The problem with that is, no one is going to be writing raw WASM code - it's going to be compiled from another language, which means requiring a compiler toolchain to replace an interpreted scripting language that only really requires a text editor.

For sites which are already using the paradigm of "compiling to javascript" that might not be an issue, but that doesn't cover all the use cases for Javascript.

Other languages can't really occupy that same space until it's possible to, say, embed Lua or Rust source in script tags and just have it work as easily as Javascript does, and have the browser handle compilation and execution entirely.

> means requiring a compiler toolchain

If your compiler toolchain both runs on and generates WASM then you’ve removed about 90% of the pain of compiler toolchains. The experience should be on par with something like typescript or one of the ecma compatibility compilers. There’s still potential for classes of issues that would not exist in straight Javascript, but I’d rather debug most of those with browser tooling than gdb.

That's an interesting thought.
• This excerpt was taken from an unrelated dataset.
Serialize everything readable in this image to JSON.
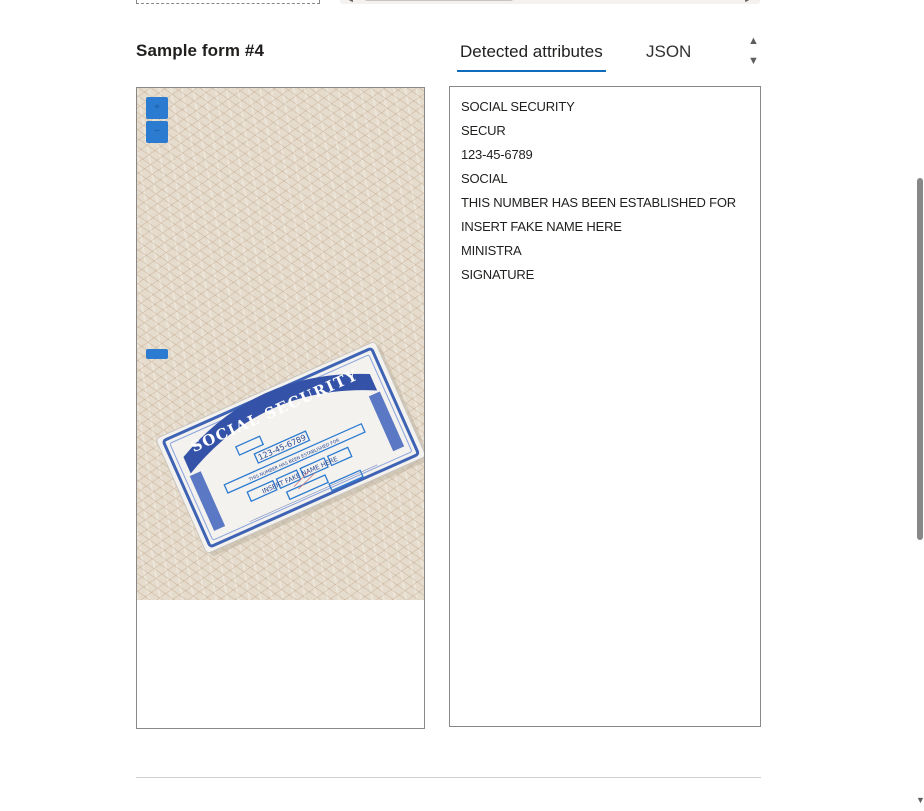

I didn't mean to suggest anyone code in WASM, but I think I see what you mean.

I have experience embedding lua applications within mobile apps, and it required a fair deal of wiring in C to marshal between java and lua (android) or swift and lua (ios).
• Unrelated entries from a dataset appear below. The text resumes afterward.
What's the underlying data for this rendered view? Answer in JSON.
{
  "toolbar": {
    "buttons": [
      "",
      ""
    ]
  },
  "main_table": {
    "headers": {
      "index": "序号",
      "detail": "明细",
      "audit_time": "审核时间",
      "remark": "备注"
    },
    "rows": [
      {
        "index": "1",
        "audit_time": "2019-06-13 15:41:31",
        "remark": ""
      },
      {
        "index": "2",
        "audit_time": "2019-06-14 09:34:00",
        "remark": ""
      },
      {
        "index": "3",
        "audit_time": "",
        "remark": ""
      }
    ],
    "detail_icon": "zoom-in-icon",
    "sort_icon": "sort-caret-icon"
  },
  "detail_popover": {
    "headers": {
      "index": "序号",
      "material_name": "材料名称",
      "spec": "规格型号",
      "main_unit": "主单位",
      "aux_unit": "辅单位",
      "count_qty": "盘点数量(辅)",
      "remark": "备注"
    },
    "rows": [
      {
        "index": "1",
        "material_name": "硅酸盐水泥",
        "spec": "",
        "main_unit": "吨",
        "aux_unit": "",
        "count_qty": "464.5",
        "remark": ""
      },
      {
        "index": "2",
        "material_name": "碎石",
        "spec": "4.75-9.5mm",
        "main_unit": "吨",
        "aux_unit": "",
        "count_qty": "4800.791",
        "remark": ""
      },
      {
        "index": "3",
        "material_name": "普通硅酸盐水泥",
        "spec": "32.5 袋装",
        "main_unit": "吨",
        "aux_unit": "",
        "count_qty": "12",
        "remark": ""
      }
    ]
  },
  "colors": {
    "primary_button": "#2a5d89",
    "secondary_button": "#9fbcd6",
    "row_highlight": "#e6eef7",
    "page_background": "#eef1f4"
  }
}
To do the same in WASM sounds rather undesirable.

Edit: to finish my thought, I dont see the problem with using a compiler toolchain to create web applications. Can you elaborate on why that isn't a good thing?

>Can you elaborate on why that isn't a good thing?

It's not a bad thing per se, but it's added complexity without any obvious benefit if that code is still doing what javascript already does, just as a binary blob, especially for simple uses like glue code around jQuery or the sort of JS running on Hacker News.

> To do the same in WASM sounds rather undesirable.

This can be automated though; it's what we've been working on in Rust, and the approach is fundamentally language-agnostic.